Geheime Aufzeichnungen eines Volljuristen
Liebes Tagebuch,
was für ein Unsinn, diese juristischen Noten! Das sagen alle, die mit ihren Jura-Examensnoten nicht zufrieden sind, also die meisten. Wer dagegen in seinen Abschlussprüfungen gut abgeschnitten hat, der ist meistens der Ansicht, dass juristische Noten einen großen Aussagewert hätten. Ich gehöre zur ersten Gruppe und habe folgerichtig auch keine gute Meinung von der juristischen Notengebung.

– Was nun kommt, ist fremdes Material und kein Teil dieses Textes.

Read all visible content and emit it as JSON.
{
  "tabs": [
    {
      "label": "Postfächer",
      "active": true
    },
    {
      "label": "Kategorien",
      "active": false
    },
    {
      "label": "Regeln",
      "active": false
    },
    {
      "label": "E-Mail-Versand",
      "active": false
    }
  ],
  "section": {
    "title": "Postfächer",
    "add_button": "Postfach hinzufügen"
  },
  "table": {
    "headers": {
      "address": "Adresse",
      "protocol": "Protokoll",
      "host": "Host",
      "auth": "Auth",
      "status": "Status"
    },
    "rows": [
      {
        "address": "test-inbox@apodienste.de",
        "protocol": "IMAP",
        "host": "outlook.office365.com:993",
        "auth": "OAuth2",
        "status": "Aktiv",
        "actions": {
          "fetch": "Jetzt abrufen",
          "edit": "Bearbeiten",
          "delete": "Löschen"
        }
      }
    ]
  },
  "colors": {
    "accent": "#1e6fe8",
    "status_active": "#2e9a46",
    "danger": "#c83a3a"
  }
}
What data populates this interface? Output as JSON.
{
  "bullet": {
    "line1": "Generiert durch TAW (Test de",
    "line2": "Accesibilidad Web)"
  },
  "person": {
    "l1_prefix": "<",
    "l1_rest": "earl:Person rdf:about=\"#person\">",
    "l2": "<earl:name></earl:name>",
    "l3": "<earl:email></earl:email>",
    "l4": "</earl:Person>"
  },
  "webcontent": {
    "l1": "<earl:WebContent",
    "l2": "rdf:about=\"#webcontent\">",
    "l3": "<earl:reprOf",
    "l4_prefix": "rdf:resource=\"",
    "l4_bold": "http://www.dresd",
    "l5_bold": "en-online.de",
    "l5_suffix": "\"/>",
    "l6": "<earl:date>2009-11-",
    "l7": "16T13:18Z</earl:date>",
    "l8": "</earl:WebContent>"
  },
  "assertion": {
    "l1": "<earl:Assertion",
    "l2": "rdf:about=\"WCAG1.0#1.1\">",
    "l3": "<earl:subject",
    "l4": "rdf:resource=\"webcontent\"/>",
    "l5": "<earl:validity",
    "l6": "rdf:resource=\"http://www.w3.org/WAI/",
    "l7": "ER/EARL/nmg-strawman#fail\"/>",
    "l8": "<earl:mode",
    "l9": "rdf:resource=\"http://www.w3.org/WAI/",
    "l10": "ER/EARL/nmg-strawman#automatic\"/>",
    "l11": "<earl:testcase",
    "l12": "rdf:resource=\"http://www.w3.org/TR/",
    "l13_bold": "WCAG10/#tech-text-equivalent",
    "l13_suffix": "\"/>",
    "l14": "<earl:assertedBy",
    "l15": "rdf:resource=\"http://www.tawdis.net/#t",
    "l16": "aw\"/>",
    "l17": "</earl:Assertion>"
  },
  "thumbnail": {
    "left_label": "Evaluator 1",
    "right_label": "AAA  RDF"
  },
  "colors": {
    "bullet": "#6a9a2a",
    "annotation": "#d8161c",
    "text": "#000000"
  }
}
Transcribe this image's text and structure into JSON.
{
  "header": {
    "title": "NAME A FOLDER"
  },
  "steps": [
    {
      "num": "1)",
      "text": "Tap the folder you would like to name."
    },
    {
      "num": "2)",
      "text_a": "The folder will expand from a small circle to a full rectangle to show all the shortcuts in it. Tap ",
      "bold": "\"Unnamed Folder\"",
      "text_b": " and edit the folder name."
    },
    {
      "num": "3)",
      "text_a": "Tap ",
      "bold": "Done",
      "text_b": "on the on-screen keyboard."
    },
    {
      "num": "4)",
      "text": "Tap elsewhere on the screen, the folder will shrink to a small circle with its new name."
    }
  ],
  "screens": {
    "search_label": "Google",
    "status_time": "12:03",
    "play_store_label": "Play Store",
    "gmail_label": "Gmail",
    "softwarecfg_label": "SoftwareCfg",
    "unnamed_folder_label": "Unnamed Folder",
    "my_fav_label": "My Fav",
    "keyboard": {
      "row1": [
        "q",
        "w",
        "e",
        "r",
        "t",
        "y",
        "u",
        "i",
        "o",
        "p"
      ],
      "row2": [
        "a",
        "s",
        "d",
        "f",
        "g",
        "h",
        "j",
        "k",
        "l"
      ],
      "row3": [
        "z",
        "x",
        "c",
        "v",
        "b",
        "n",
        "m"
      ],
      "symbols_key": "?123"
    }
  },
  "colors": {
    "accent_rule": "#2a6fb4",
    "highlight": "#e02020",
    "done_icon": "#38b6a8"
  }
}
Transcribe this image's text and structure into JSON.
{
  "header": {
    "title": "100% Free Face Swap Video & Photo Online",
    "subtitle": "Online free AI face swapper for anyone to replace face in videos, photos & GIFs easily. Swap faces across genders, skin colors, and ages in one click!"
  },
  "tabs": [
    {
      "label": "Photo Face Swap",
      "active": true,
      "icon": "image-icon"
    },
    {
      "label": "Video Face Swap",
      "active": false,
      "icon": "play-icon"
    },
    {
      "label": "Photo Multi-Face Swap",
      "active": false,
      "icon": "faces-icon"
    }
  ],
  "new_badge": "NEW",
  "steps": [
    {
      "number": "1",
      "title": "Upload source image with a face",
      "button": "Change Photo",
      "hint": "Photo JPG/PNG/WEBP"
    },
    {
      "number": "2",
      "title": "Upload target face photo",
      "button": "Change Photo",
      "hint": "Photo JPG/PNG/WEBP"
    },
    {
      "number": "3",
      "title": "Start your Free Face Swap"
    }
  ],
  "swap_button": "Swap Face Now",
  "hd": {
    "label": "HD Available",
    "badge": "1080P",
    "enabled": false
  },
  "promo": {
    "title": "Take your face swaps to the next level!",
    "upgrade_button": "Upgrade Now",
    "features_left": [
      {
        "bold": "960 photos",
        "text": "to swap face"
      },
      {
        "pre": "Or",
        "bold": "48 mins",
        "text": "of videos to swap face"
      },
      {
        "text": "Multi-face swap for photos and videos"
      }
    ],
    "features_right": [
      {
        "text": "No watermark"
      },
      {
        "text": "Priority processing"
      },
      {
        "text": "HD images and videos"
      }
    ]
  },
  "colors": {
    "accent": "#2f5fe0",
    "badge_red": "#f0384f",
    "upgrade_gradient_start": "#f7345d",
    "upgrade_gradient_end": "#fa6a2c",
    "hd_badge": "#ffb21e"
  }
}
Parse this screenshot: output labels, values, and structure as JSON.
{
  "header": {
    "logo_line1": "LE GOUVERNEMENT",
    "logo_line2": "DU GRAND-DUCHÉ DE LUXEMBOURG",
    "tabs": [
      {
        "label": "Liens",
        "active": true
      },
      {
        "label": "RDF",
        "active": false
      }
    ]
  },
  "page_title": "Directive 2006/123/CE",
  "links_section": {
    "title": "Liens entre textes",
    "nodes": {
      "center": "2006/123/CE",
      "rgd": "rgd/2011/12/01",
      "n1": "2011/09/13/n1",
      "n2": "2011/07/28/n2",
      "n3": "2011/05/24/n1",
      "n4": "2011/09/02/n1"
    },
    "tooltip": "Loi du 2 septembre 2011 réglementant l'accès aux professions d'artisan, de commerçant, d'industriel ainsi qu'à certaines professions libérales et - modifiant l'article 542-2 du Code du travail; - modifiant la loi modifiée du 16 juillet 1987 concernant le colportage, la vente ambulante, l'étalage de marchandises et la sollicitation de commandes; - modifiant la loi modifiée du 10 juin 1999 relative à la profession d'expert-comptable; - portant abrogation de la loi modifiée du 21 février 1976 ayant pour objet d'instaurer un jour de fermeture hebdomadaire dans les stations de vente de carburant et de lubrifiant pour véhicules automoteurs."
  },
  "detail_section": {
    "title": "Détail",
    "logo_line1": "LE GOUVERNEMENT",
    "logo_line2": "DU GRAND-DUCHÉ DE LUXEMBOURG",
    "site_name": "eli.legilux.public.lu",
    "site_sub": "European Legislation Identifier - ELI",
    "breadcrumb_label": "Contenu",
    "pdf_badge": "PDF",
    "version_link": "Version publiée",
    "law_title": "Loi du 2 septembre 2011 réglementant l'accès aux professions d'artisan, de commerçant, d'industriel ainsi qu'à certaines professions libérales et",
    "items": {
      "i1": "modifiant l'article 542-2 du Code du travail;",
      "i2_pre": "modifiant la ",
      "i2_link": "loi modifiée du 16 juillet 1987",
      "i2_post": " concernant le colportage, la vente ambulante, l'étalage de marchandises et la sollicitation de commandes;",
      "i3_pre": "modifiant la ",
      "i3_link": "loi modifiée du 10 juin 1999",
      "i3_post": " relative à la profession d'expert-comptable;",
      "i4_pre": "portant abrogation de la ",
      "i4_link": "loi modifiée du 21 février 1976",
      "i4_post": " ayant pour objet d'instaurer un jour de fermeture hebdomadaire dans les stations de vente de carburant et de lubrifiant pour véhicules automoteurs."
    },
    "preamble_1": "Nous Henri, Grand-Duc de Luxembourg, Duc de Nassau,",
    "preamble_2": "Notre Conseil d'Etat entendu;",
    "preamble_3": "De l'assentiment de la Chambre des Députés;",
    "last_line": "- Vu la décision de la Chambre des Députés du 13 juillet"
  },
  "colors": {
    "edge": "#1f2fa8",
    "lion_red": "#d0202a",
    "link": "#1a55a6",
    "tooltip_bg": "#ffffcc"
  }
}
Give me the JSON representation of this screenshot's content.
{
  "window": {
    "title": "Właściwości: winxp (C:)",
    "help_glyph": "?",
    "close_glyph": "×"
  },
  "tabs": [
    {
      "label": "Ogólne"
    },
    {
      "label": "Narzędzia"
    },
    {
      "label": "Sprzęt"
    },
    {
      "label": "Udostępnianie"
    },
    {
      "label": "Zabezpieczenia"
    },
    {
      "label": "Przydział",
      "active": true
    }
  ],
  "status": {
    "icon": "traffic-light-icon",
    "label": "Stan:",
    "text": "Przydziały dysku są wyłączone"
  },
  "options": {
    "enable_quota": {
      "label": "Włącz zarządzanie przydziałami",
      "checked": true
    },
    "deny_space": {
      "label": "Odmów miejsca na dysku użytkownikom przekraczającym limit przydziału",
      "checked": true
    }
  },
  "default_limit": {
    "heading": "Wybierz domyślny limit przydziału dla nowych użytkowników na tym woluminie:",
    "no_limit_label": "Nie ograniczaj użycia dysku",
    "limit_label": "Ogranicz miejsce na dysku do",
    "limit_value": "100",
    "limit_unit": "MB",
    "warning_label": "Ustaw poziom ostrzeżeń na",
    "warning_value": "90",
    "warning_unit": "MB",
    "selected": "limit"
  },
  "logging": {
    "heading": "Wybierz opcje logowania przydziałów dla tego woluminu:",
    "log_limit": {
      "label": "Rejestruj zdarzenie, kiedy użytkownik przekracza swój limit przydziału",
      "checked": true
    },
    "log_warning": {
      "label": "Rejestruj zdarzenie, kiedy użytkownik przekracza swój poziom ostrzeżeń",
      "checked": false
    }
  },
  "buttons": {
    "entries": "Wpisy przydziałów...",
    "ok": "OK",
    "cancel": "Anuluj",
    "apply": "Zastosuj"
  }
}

Es fängt ja schon an mit diesem breitgefächerten Punktespektrum von 1 bis 18. In keinem anderen Fach sonst gibt es so etwas. Es soll suggerieren, dass hier die Beurteilung der erbrachten Leistungen mit ganz besonderer Genauigkeit erfolgt. Eine pauschale Benotung mit 1,2 oder 3, wie sie in anderen akademischen Disziplinen üblich ist, verbietet sich in der Juristenausbildung natürlich. Jede noch so kleine Nuance, durch die sich die Arbeiten oder Antworten der Kandidaten unterscheiden, soll sich in der Notengebung widerspiegeln können. Zweifellos wird hier ein hoher theoretischer Anspruch erhoben. Wird seine praktische Umsetzung aber diesem Anspruch gerecht? Nach meinen Erfahrungen würde ich sagen: ganz im Gegenteil.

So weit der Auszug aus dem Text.